Пьетро Аретино меньше известен за пределами своей родины. Он носил прозвище «Бич государей», а его письма, сатиры на церковь и на светских властителей завоевали ему равное количество врагов и друзей. Хорошо известно, что он водил дружбу с куртизанками. Примечательно, что его перу принадлежат как религиозные, так и порнографические сочинения, в частности – «Развратные сонеты», написанные им в поддержку своих друзей Джулио Романо и Маркантонио Раймонди и в качестве дополнения к их серии из шестнадцати рисунков, по которым впоследствии были выполнены гравюры, известных под названием «I Posti»(«Позы» или «Позиции») и вызвавших грандиозный скандал в римском обществе в середине двадцатых годов XVI века. Оригинальные гравюры не дошли до нашего времени, лишь несколько уцелевших фрагментов хранятся в Британском музее. Позже стихи Аретино перепечатывались уже вместе с более грубыми ксилографиями, копировавшими подлинные гравюры, и начиная с середины XVI века (и вплоть до наших дней) пользовались большим спросом у коллекционеров эротических раритетов. Однако два из шестнадцати рисунков и два сопровождающих их сонета бесследно исчезли. Позже Аретино написал «Рассуждения» («I Ragionamenti») – очередной трактат порнографического характера, содержащий раздел, посвященный воспитанию куртизанки, который был опубликован в тридцатых годах XVI столетия. Спустя несколько лет после его смерти, последовавшей в 1554 году, деятели Контрреформации выпустили список запрещенных книг, в котором сочинения Аретино занимали одно из первых мест.

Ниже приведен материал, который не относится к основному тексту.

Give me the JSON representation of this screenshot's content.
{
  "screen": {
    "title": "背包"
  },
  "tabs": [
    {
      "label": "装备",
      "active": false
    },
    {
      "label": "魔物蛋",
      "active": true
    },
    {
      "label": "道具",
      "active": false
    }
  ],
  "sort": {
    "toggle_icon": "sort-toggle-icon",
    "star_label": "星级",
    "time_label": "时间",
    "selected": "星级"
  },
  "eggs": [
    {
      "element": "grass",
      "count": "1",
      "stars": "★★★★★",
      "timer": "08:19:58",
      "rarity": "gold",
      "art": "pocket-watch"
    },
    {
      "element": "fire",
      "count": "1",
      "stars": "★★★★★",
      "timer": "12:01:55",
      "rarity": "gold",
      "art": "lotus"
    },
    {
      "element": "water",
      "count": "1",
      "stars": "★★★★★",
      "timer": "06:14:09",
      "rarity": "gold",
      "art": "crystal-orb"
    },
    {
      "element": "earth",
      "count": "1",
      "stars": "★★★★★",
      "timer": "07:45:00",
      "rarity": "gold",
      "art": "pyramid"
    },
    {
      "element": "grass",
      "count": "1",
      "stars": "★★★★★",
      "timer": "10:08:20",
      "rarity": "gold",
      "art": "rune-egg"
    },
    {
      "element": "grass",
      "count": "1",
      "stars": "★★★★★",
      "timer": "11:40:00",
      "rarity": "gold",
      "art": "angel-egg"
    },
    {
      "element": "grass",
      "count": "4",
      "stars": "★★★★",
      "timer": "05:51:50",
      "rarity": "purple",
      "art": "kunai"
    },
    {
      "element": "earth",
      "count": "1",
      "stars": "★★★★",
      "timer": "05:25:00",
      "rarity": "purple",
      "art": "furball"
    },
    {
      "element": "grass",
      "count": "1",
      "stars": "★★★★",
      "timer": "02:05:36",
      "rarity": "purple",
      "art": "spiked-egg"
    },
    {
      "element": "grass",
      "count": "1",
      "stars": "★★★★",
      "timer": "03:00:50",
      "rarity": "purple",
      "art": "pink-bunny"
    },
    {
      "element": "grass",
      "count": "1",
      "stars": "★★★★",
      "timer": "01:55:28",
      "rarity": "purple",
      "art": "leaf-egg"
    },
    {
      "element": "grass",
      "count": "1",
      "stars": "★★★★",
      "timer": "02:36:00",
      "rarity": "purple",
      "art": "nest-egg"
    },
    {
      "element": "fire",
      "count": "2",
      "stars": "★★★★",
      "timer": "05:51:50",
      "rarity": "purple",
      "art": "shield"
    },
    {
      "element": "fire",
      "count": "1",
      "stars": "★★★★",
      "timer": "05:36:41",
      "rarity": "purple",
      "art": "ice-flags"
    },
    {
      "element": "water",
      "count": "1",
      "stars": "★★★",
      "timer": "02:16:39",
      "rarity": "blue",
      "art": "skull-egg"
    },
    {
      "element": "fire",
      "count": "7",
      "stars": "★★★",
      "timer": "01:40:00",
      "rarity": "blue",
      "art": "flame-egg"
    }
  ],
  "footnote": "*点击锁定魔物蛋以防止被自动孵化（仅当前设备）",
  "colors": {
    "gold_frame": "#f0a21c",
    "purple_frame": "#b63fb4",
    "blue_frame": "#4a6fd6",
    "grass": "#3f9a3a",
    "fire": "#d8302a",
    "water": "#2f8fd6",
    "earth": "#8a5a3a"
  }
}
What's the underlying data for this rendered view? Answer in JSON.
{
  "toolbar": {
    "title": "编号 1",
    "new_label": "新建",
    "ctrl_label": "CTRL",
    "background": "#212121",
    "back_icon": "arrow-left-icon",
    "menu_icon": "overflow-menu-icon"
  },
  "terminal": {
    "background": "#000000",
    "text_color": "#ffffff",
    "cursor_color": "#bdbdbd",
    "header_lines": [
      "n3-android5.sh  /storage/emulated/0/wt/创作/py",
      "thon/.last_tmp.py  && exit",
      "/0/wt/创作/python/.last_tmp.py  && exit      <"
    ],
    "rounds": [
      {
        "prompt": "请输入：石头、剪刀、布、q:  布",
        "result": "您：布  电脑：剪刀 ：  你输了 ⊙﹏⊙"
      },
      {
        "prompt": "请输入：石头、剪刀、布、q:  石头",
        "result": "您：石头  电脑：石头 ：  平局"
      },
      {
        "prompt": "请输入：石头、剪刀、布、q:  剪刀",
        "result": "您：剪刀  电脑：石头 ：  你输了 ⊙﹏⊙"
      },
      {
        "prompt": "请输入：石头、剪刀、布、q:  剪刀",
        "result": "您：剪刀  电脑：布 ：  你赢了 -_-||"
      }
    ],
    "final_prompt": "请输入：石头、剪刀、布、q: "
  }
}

Что же касается еврейского гетто в Венеции, то известно, что некий Ашер Мешуллам, сын главы тамошней еврейской общины, в середине тридцатых годов XVI века обратился в христианство. Поскольку мне не удалось найти почти никаких сведений о нем, я решила дать моему персонажу другое имя и наделила его, без сомнения, иным жизненным опытом.

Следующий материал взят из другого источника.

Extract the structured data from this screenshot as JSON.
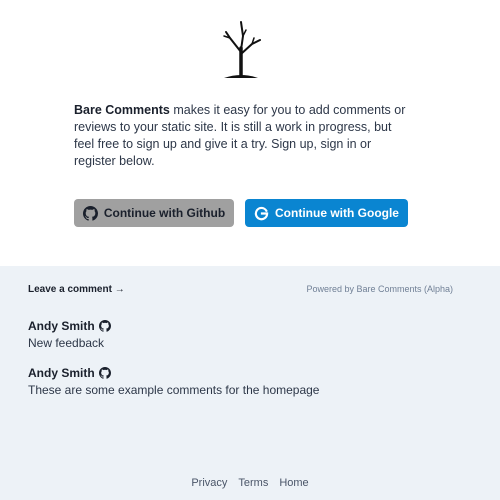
{
  "intro": {
    "brand": "Bare Comments",
    "text": " makes it easy for you to add comments or reviews to your static site. It is still a work in progress, but feel free to sign up and give it a try. Sign up, sign in or register below."
  },
  "auth": {
    "github_label": "Continue with Github",
    "google_label": "Continue with Google"
  },
  "comments_section": {
    "leave_comment": "Leave a comment →",
    "powered_by": "Powered by Bare Comments (Alpha)",
    "comments": [
      {
        "author": "Andy Smith",
        "text": "New feedback"
      },
      {
        "author": "Andy Smith",
        "text": "These are some example comments for the homepage"
      }
    ]
  },
  "footer": {
    "links": [
      "Privacy",
      "Terms",
      "Home"
    ]
  },
  "colors": {
    "github_button": "#a0a0a0",
    "google_button": "#0a85d1",
    "section_background": "#edf2f7"
  },
  "icons": {
    "logo": "bare-tree-icon",
    "github": "github-icon",
    "google": "google-g-icon"
  }
}
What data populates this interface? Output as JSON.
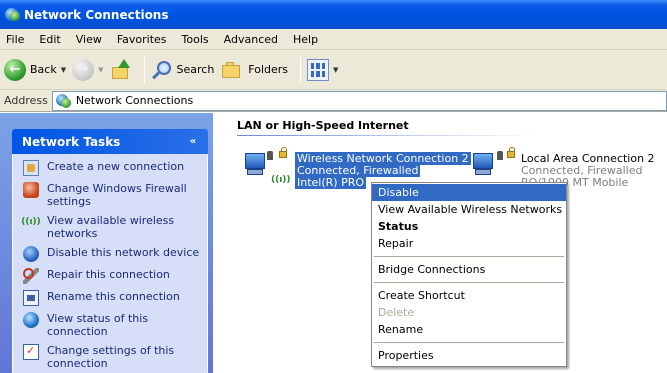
{
  "window": {
    "title": "Network Connections",
    "title_icon": "network-connections-icon"
  },
  "menubar": {
    "items": [
      "File",
      "Edit",
      "View",
      "Favorites",
      "Tools",
      "Advanced",
      "Help"
    ]
  },
  "toolbar": {
    "back_label": "Back",
    "search_label": "Search",
    "folders_label": "Folders"
  },
  "address": {
    "label": "Address",
    "value": "Network Connections"
  },
  "tasks": {
    "title": "Network Tasks",
    "collapse_glyph": "«",
    "items": [
      {
        "label": "Create a new connection",
        "icon": "new-connection-icon"
      },
      {
        "label": "Change Windows Firewall settings",
        "icon": "firewall-icon"
      },
      {
        "label": "View available wireless networks",
        "icon": "wireless-icon"
      },
      {
        "label": "Disable this network device",
        "icon": "disable-device-icon"
      },
      {
        "label": "Repair this connection",
        "icon": "repair-icon"
      },
      {
        "label": "Rename this connection",
        "icon": "rename-icon"
      },
      {
        "label": "View status of this connection",
        "icon": "status-icon"
      },
      {
        "label": "Change settings of this connection",
        "icon": "settings-icon"
      }
    ]
  },
  "main": {
    "group_title": "LAN or High-Speed Internet",
    "connections": [
      {
        "name": "Wireless Network Connection 2",
        "status": "Connected, Firewalled",
        "device": "Intel(R) PRO",
        "selected": true,
        "wireless_glyph": "((ı))"
      },
      {
        "name": "Local Area Connection 2",
        "status": "Connected, Firewalled",
        "device": "RO/1000 MT Mobile",
        "selected": false
      }
    ]
  },
  "context_menu": {
    "items": [
      {
        "label": "Disable",
        "state": "highlighted"
      },
      {
        "label": "View Available Wireless Networks",
        "state": "normal"
      },
      {
        "label": "Status",
        "state": "default"
      },
      {
        "label": "Repair",
        "state": "normal"
      },
      {
        "separator": true
      },
      {
        "label": "Bridge Connections",
        "state": "normal"
      },
      {
        "separator": true
      },
      {
        "label": "Create Shortcut",
        "state": "normal"
      },
      {
        "label": "Delete",
        "state": "disabled"
      },
      {
        "label": "Rename",
        "state": "normal"
      },
      {
        "separator": true
      },
      {
        "label": "Properties",
        "state": "normal"
      }
    ]
  },
  "colors": {
    "titlebar": "#0054e3",
    "selection": "#316ac5",
    "task_pane": "#7ba2e7",
    "task_text": "#1a2a7a"
  }
}
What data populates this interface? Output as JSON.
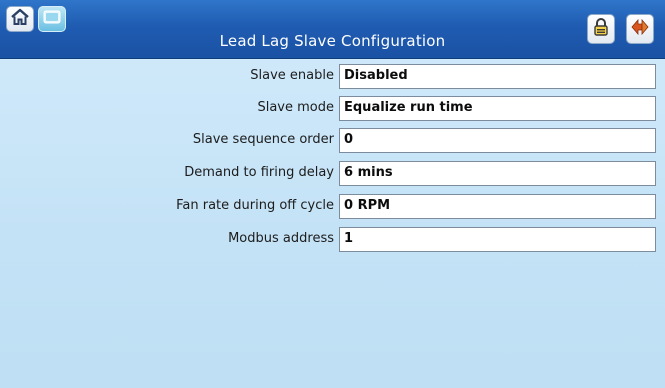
{
  "header": {
    "title": "Lead Lag Slave Configuration",
    "home_icon": "home-icon",
    "screen_icon": "screen-icon",
    "lock_icon": "lock-icon",
    "back_icon": "back-arrow-icon"
  },
  "settings": [
    {
      "label": "Slave enable",
      "value": "Disabled"
    },
    {
      "label": "Slave mode",
      "value": "Equalize run time"
    },
    {
      "label": "Slave sequence order",
      "value": "0"
    },
    {
      "label": "Demand to firing delay",
      "value": "6 mins"
    },
    {
      "label": "Fan rate during off cycle",
      "value": "0 RPM"
    },
    {
      "label": "Modbus address",
      "value": "1"
    }
  ],
  "colors": {
    "titlebar": "#1f5cb2",
    "background": "#c6e3f7"
  }
}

Что касается Коряги… По-итальянски ее называли Ла Драга. [17]17
Драга, землечерпалка, волочильная сеть.
[Закрыть]Женщина по имени Елена Крузики, больше известная как Ла Драга, действительно упомянута в судебных документах той эпохи. Она славилась как целительница, имела какое-то телесное увечье и плохо видела. Меня околдовали как ее отчасти документированная история, так и ее имя. Однако я позволила себе достаточно вольно обойтись с ее биографией, изменив и ее характер, и судьбу. Настоящая Елена Крузики дожила до старости, невзирая на столкновения с властями. В действительности Венеция выказывала куда больше мягкости, чем многие другие государства, когда речь шла о таких преступлениях, как колдовство, и до наших дней письменные источники, если таковые вообще имелись, свидетельствующие о публичных сожжениях, не дошли. Тем не менее известно другое: преступников, которые каким-либо образом оскорбили государство, казнили без лишней шумихи – их просто топили ночью в канале Орфано.

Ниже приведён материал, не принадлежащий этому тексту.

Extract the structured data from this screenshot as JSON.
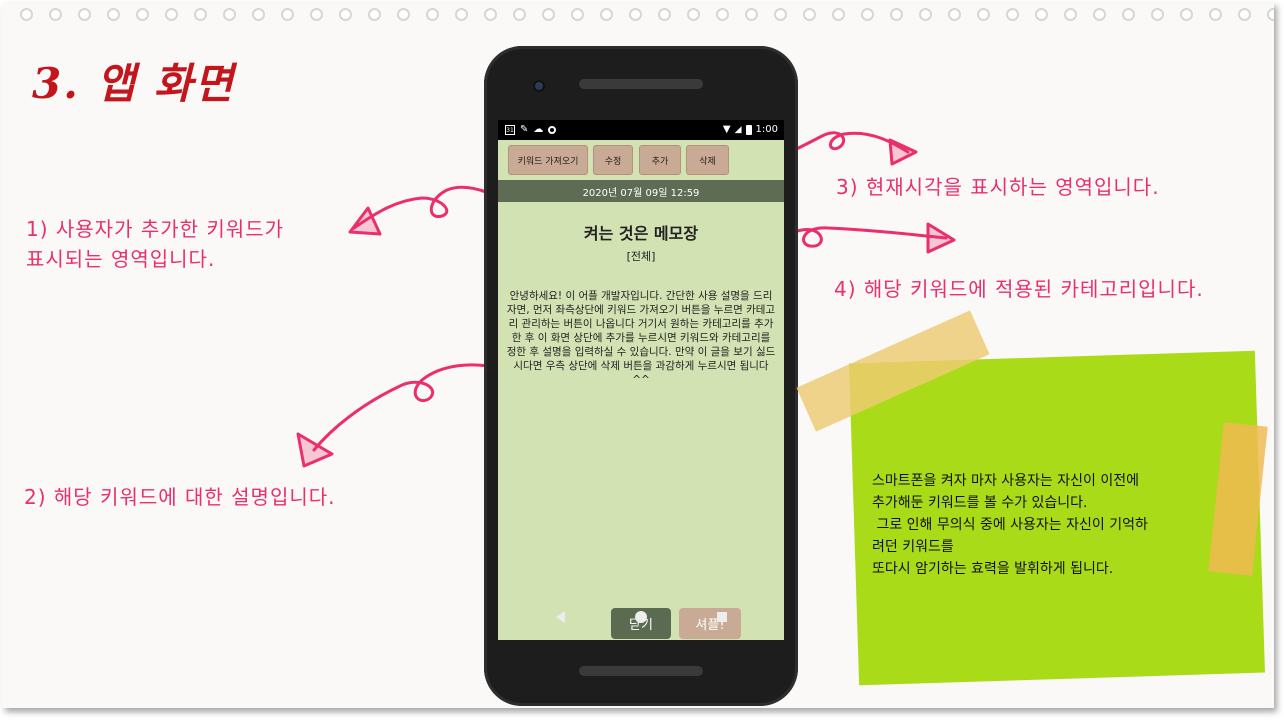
{
  "slide": {
    "title": "3. 앱 화면",
    "annotations": {
      "a1_line1": "1) 사용자가 추가한 키워드가",
      "a1_line2": "표시되는 영역입니다.",
      "a2": "2) 해당 키워드에 대한 설명입니다.",
      "a3": "3) 현재시각을 표시하는 영역입니다.",
      "a4": "4) 해당 키워드에 적용된 카테고리입니다."
    },
    "sticky_note": {
      "text": "스마트폰을 켜자 마자 사용자는 자신이 이전에\n추가해둔 키워드를 볼 수가 있습니다.\n 그로 인해 무의식 중에 사용자는 자신이 기억하\n려던 키워드를\n또다시 암기하는 효력을 발휘하게 됩니다."
    },
    "colors": {
      "title": "#c4141c",
      "annotation": "#ea2f6a",
      "sticky": "#a9db18",
      "app_background": "#d3e2b3",
      "button_tan": "#c9aa94",
      "button_dark": "#5b6b52"
    }
  },
  "phone": {
    "status_bar": {
      "calendar": "31",
      "time": "1:00"
    },
    "toolbar": {
      "import_label": "키워드 가져오기",
      "edit_label": "수정",
      "add_label": "추가",
      "delete_label": "삭제"
    },
    "datetime": "2020년 07월 09일 12:59",
    "memo": {
      "title": "켜는 것은 메모장",
      "category": "[전체]",
      "description": "안녕하세요! 이 어플 개발자입니다. 간단한 사용 설명을 드리자면, 먼저 좌측상단에 키워드 가져오기 버튼을 누르면 카테고리 관리하는 버튼이 나옵니다 거기서 원하는 카테고리를 추가한 후 이 화면 상단에 추가를 누르시면 키워드와 카테고리를 정한 후 설명을 입력하실 수 있습니다. 만약 이 글을 보기 싫드시다면 우측 상단에 삭제 버튼을 과감하게 누르시면 됩니다 ^^"
    },
    "bottom_buttons": {
      "close_label": "닫기",
      "shuffle_label": "셔플!"
    },
    "nav": {
      "back_icon": "back-triangle-icon",
      "home_icon": "home-circle-icon",
      "recents_icon": "recents-square-icon"
    }
  }
}
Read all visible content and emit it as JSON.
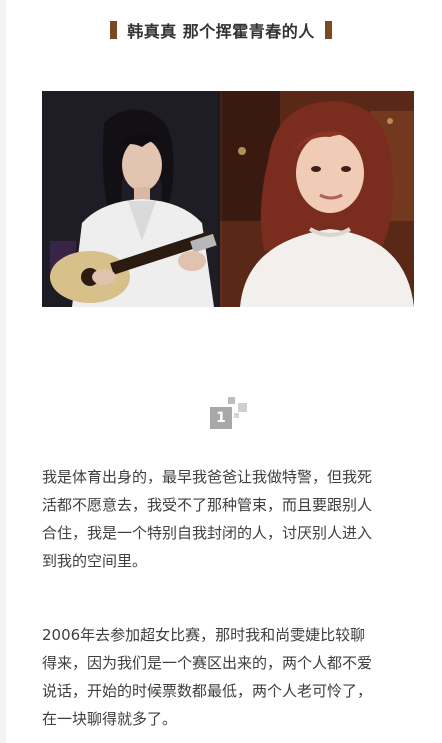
{
  "header": {
    "title": "韩真真 那个挥霍青春的人",
    "accent_color": "#7a4a22"
  },
  "section_number": "1",
  "paragraphs": [
    {
      "lines": [
        "我是体育出身的，最早我爸爸让我做特警，但我死",
        "活都不愿意去，我受不了那种管束，而且要跟别人",
        "合住，我是一个特别自我封闭的人，讨厌别人进入",
        "到我的空间里。"
      ]
    },
    {
      "lines": [
        "2006年去参加超女比赛，那时我和尚雯婕比较聊",
        "得来，因为我们是一个赛区出来的，两个人都不爱",
        "说话，开始的时候票数都最低，两个人老可怜了，",
        "在一块聊得就多了。"
      ]
    }
  ]
}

Также хочу откровенно признаться, что, хотя «Реестр куртизанок» (брошюра несколько сатирического характера, с описанием достоинств и особых черт этих женщин) на самом деле существовал в Венеции, появился он на несколько лет позже, чем указано мною.
* * *
Таковы намеренные вольности, допущенные мною в отношении исторических фактов. Прочие ошибки, за которые я заранее прошу извинения у читателей, объясняются тем, что даже кропотливые изыскания и глубокое увлечение эпохой не в силах превратить романиста в историка.